For years, DC Local 1549 has been making the case that the city needs to hire at least 500 additional 911 Operators, to reduce the city's reliance on what they maintain is chronic mandatory overtime, which they say adds additional stress to an already stressful job.

"On the drop of a dime you could think you are going home at the end of a shift and they will come over and say you have to do overtime," said Alma Roper, Local 1549's executive vice president. "A majority of our members are women, and they have children. If they are supposed to get off at 10:30 they get told at 10:29 they have to stay. It wears and tears on your body, your family and your life."

'You Hear the Gunshots'

Local 1549 Shop Steward Monique Brown, is a Police Communication Technician with 31 years on the job who worked on 9/11, Hurricane Sandy and throughout the pandemic, which killed eight of her co-workers.

"This is really like no other job," Ms. Brown said. "You can't do this for 30 or 40 years without PTSD because all day long people are crying, people are screaming, people are dying. As a Dispatcher you hear the gunshots white you are working.

Ms. Brown said the department's Communication Techs were still working 12-hour shifts during the pandemic, with little social distancing in effect. "When the world shuts down, we still have to be there," she said.
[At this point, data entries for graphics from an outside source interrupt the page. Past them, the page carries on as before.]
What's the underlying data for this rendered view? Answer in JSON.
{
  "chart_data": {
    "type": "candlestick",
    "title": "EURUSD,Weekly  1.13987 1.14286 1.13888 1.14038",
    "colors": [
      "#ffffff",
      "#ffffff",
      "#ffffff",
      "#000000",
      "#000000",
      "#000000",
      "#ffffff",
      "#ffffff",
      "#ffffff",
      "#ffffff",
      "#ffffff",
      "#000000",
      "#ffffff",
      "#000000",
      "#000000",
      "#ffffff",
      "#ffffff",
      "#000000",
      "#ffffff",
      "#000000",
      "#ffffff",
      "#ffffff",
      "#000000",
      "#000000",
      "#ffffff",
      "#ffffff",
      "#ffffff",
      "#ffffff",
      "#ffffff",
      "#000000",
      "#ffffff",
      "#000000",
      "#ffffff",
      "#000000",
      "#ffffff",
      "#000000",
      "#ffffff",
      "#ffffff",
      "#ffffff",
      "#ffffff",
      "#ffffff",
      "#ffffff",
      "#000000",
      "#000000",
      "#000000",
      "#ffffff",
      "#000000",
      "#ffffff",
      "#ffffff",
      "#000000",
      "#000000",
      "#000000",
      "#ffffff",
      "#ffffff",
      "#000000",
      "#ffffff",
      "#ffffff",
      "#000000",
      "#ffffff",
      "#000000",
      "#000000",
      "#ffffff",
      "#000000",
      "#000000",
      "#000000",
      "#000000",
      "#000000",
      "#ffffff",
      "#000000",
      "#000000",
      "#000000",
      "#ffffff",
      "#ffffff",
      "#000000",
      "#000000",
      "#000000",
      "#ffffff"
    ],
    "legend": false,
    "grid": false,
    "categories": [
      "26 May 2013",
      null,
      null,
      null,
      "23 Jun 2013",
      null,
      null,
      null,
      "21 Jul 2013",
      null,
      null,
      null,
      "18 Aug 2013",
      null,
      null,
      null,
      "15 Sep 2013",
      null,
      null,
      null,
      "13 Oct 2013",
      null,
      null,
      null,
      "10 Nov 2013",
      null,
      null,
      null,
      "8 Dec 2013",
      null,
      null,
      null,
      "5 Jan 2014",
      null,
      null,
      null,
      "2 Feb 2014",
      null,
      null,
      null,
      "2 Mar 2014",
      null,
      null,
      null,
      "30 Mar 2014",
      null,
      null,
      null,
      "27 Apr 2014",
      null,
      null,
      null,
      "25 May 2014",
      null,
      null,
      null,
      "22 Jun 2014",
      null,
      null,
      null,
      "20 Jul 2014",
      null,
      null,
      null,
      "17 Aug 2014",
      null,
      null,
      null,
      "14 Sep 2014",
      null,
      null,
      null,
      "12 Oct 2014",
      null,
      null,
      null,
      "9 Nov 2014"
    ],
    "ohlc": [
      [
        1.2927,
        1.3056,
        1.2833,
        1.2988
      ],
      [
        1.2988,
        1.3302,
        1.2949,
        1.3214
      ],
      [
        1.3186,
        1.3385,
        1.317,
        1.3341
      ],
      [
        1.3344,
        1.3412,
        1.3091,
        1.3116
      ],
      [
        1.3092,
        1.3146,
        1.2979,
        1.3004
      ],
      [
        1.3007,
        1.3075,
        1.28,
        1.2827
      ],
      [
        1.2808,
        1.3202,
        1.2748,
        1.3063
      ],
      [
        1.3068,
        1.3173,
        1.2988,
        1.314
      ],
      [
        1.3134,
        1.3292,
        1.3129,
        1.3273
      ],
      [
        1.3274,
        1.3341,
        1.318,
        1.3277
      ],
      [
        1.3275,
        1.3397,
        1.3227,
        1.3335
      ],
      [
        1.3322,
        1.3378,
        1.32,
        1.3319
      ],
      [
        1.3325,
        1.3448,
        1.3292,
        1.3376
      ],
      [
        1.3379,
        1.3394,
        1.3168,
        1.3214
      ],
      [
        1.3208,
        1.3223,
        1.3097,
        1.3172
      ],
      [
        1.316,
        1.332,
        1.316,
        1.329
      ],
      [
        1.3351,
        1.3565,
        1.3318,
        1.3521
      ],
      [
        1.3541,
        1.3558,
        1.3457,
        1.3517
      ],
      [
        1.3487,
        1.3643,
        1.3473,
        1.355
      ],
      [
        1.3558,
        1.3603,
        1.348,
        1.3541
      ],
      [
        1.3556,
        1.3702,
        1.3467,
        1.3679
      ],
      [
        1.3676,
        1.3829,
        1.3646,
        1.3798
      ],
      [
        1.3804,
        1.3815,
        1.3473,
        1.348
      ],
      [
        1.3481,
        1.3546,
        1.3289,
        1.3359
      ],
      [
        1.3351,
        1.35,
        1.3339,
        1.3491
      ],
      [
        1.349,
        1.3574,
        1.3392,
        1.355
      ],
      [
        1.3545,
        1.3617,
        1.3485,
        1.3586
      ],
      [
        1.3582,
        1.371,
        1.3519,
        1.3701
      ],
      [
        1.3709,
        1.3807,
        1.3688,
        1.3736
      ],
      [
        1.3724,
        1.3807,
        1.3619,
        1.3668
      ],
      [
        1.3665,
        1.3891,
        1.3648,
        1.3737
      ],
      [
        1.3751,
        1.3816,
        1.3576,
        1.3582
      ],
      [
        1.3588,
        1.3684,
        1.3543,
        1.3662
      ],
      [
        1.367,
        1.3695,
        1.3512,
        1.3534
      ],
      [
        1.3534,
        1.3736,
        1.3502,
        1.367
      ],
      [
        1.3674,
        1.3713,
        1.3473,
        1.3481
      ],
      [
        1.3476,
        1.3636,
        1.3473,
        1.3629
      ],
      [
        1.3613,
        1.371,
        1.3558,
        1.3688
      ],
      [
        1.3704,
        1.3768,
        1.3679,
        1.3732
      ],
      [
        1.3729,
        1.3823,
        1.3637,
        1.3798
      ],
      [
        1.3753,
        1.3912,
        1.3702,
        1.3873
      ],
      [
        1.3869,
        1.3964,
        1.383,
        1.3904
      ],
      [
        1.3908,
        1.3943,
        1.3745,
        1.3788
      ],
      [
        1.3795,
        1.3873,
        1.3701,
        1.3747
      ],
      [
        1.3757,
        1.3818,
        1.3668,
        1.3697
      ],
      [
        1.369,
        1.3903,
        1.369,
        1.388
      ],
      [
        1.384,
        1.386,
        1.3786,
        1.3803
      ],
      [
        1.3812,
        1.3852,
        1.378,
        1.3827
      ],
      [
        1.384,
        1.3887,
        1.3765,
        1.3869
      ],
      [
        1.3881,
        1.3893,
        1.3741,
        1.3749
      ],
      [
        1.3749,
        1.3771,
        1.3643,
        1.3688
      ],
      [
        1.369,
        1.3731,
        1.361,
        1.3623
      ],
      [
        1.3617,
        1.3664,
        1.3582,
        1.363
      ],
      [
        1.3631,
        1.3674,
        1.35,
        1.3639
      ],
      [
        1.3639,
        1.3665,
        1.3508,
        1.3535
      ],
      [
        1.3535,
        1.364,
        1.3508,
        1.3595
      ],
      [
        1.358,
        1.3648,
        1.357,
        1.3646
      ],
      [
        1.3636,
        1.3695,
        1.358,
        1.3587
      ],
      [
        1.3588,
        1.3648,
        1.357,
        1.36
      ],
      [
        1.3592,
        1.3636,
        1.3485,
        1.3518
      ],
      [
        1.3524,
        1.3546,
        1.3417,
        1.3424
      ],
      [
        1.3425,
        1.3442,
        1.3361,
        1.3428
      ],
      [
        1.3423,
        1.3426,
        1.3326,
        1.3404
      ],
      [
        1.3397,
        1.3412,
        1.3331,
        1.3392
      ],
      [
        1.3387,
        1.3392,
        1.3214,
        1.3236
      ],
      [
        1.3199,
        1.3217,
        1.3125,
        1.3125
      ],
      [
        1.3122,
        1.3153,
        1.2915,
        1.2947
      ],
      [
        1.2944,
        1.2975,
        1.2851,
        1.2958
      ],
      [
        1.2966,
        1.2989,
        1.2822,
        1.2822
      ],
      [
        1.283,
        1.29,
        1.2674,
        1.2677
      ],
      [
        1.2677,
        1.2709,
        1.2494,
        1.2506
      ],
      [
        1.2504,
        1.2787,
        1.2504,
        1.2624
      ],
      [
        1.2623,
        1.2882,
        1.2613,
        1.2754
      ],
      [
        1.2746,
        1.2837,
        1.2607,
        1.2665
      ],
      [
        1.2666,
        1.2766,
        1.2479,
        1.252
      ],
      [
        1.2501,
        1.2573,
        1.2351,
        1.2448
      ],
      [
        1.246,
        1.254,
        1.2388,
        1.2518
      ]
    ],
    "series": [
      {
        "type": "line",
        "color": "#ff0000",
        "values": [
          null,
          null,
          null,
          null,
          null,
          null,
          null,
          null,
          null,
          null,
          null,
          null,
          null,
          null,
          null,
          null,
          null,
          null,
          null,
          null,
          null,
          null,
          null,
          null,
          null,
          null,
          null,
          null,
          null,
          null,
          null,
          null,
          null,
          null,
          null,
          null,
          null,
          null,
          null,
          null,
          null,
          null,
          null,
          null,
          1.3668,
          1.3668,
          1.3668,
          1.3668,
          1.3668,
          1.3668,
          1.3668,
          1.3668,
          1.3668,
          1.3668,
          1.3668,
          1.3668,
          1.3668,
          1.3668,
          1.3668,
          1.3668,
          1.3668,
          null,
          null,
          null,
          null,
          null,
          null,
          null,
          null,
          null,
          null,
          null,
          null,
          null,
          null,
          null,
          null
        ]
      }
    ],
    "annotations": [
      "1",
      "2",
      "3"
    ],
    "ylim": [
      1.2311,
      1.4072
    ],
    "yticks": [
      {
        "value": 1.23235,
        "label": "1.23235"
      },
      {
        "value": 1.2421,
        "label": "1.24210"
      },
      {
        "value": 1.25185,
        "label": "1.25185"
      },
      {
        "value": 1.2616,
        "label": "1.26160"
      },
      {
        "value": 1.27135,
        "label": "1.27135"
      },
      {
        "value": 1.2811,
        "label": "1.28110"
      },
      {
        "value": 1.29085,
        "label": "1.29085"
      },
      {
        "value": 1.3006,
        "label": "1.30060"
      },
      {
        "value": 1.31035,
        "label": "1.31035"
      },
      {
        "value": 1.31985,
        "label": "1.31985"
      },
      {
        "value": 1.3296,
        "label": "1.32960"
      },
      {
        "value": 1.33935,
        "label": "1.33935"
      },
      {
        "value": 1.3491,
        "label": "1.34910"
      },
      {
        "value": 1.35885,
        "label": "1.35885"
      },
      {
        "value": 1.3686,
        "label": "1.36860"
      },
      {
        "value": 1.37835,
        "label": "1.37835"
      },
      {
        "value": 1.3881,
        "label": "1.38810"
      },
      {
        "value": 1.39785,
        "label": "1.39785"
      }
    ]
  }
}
"We work alongside EMS Operators and when a person is no longer breathing it is the EMS Operator's job to give CPR instructions over the phone," Ms. Brown said. "So, only occasionally in my 30 years would I hear the EMS operator giving those instructions. During Coronavirus it was all around us. All we heard was EMS Operators giving chest compression instructions all day long. It was really hard to deal with."

Police Communications Technician Chrystle Bullock, who has 28 years on the job, recalled the nonstop flood of distress calls when COVID enveloped the city in the spring of 2020.

"The pandemic was really the epitome of this job," Ms. Bullock said. "Because our agency has numerous TVs you see the numbers on the screen as you are taking all these calls from people getting sick and dying...It takes an emotional toll. I have watched so many of my co-workers get sick with various forms of strokes like Bell's Palsy, which has been linked to stress."

Federal Legislation Stalled

Back during the Pataki administration Local 1549 lobbied for and won a provision which permits 911 operators to retire after 25 years of service, without a threshold age requirement.

According to Ralph Palladino, a Local 1549 vice president, the Early Retirement Incentive which recently passed Albany and Mayor de Blasio opted to not offer, was a loser for his local because it mandated that the position of the person opting for the ERI not be filled.

"I think it was like two positions for one," he said. "And here at Local 1549, we have been fighting for years to get more people to work 911. If anything, we should be getting some kind of reward like the premium pay the Federal government is offering [through the American Rescue Plan] to cities and states."

According to Local 1540 Grievance Rep Jim McCloud, there was a national move to recognize 911 Operators as first responders that was initiated by the Association of Public Safety Communication Officials. It passed in the House of Representatives but stalled in the Senate when it was under Republican control.

At that point, Mr. McCloud said the strategy shifted to make the case for the designation at the state level. "Texas, which is not a progressive state, was the first to do it," he said.